I bet you are wondering right now where this post lies along my continuum of least to most important writing. I ain’t gonna tell ya! Why? Because less important doesn’t mean unimportant.

So you want to work on your story, but you can’t just dive in right? Doing so would be like trying to dive head down into an empty pool. But you need to write something. Certain types of writing do not count:

  1. To do lists.
  2. Email.
  3. Purchasing lists.
  4. Any kind of work-related list that does not lend itself to creativity.

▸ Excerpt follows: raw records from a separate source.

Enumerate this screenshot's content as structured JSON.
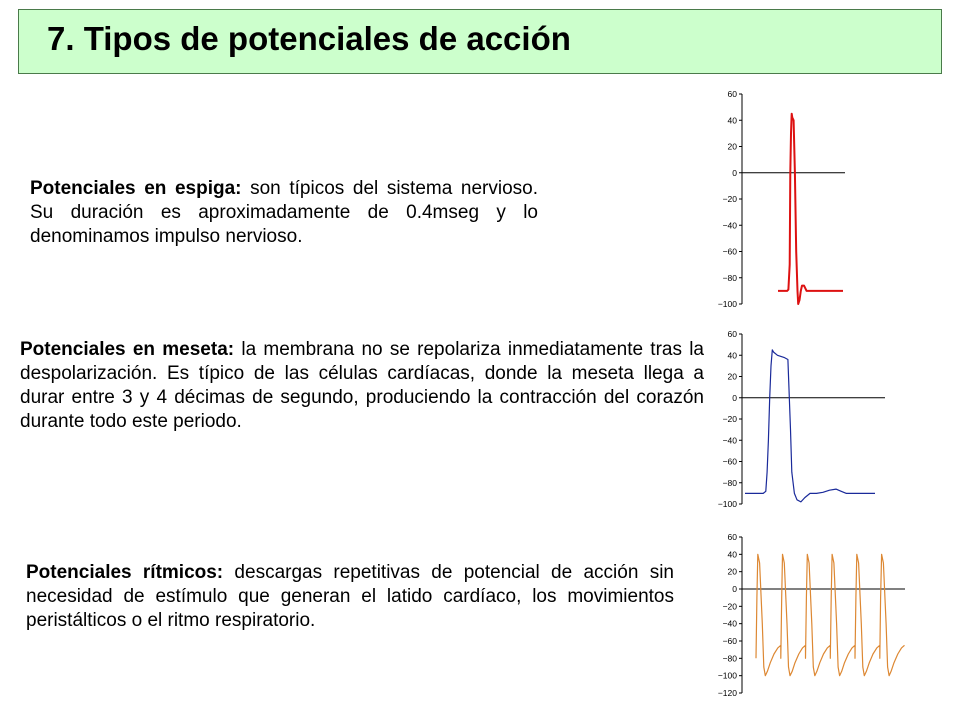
{
  "title": "7. Tipos de potenciales de acción",
  "sections": [
    {
      "heading": "Potenciales en espiga:",
      "text": " son típicos del sistema nervioso. Su duración es aproximadamente de 0.4mseg y lo denominamos impulso nervioso."
    },
    {
      "heading": "Potenciales en meseta:",
      "text": " la membrana no se repolariza inmediatamente tras la despolarización. Es típico de las células cardíacas, donde la meseta llega a durar entre 3 y 4 décimas de segundo, produciendo la contracción del corazón durante todo este periodo."
    },
    {
      "heading": "Potenciales rítmicos:",
      "text": " descargas repetitivas de potencial de acción sin necesidad de estímulo que generan el latido cardíaco, los movimientos peristálticos o el ritmo respiratorio."
    }
  ],
  "chart_data": [
    {
      "type": "line",
      "name": "spike",
      "color": "#dd1111",
      "ylim": [
        -100,
        60
      ],
      "yticks": [
        60,
        40,
        20,
        0,
        -20,
        -40,
        -60,
        -80,
        -100
      ],
      "ytick_labels": [
        "60",
        "40",
        "20",
        "0",
        "-20",
        "-40",
        "-60",
        "-80",
        "-100"
      ],
      "xlim": [
        0,
        100
      ],
      "x": [
        0,
        8,
        14,
        16,
        18,
        19,
        20,
        21,
        22,
        24,
        26,
        28,
        30,
        31,
        33,
        35,
        37,
        40,
        44,
        50,
        60,
        70,
        80,
        90,
        100
      ],
      "y": [
        -90,
        -90,
        -90,
        -89,
        -70,
        0,
        30,
        45,
        42,
        40,
        0,
        -60,
        -90,
        -100,
        -97,
        -90,
        -86,
        -86,
        -90,
        -90,
        -90,
        -90,
        -90,
        -90,
        -90
      ]
    },
    {
      "type": "line",
      "name": "plateau",
      "color": "#1a2a9a",
      "ylim": [
        -100,
        60
      ],
      "yticks": [
        60,
        40,
        20,
        0,
        -20,
        -40,
        -60,
        -80,
        -100
      ],
      "ytick_labels": [
        "60",
        "40",
        "20",
        "0",
        "-20",
        "-40",
        "-60",
        "-80",
        "-100"
      ],
      "xlim": [
        0,
        100
      ],
      "x": [
        0,
        5,
        10,
        14,
        16,
        17,
        18,
        19,
        20,
        21,
        22,
        25,
        30,
        33,
        35,
        36,
        38,
        40,
        43,
        46,
        50,
        55,
        60,
        65,
        70,
        74,
        78,
        82,
        86,
        90,
        95,
        100
      ],
      "y": [
        -90,
        -90,
        -90,
        -90,
        -88,
        -70,
        -40,
        0,
        30,
        45,
        43,
        40,
        38,
        36,
        -30,
        -70,
        -90,
        -96,
        -98,
        -94,
        -90,
        -90,
        -89,
        -87,
        -86,
        -88,
        -90,
        -90,
        -90,
        -90,
        -90,
        -90
      ]
    },
    {
      "type": "line",
      "name": "rhythmic",
      "color": "#dd8833",
      "ylim": [
        -120,
        60
      ],
      "yticks": [
        60,
        40,
        20,
        0,
        -20,
        -40,
        -60,
        -80,
        -100,
        -120
      ],
      "ytick_labels": [
        "60",
        "40",
        "20",
        "0",
        "-20",
        "-40",
        "-60",
        "-80",
        "-100",
        "-120"
      ],
      "xlim": [
        0,
        100
      ],
      "cycles": 6,
      "cycle_start": 0,
      "cycle_period": 16.5,
      "cycle_x": [
        0,
        0.6,
        1.2,
        2.4,
        4.2,
        5.2,
        6.2,
        7.6,
        9.5,
        12,
        14.5,
        16.5
      ],
      "cycle_y": [
        -80,
        -10,
        40,
        30,
        -40,
        -90,
        -100,
        -95,
        -85,
        -75,
        -68,
        -65
      ]
    }
  ]
}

You can use these kinds of writings to get yourself going:

  1. Morning writing warm ups (see Strategy #1).
  2. Timed writing. Set a timer and write. Anything! Go! Now! Write for 10 minutes, 5 minutes, 90 seconds. How did you do? Was writing longer easier? Harder?
  3. Object writing. Pick an object and write about it in all its sense-bound glory. Include all the senses: sight, touch, taste, hearing, smell, feelings, and kinesthetics.
  4. Combine writing types. For example, #2 and #3 in this list can be combined. You can write sense-bound details about an object for varying amounts of time.
  5. A work- or craft-related blog post.

You may find that creative ideas come forth in these exercises that you can then use in your stories. Great! Add it in. Our brains like to add in things for one project while being completely absorbed in a different tasks. That’s what I find so amazing about all kinds of writing. One type of writing feeds another. Since you’re always “eating”, you end up feeling satisfied.

Strategy #3: stay focused

Remember, writing is enmeshed with your life. Start with your morning pages, progress to timed writing, and then dive right into the story or blog post that you want to work on. Getting your fingers moving across the keyboard, or the pen moving against the paper. Start writing a story that has nothing to do with your deadline-driven writing project. You don’t have to stay at it all day.

If you get stuck on your story, dive off the page and write something else. You do not have to force yourself through it, nor stare at a blank page and wonder what the hell you are going to write. If you write, write, write all the time, you will eventually find out what works right for you when you need to write.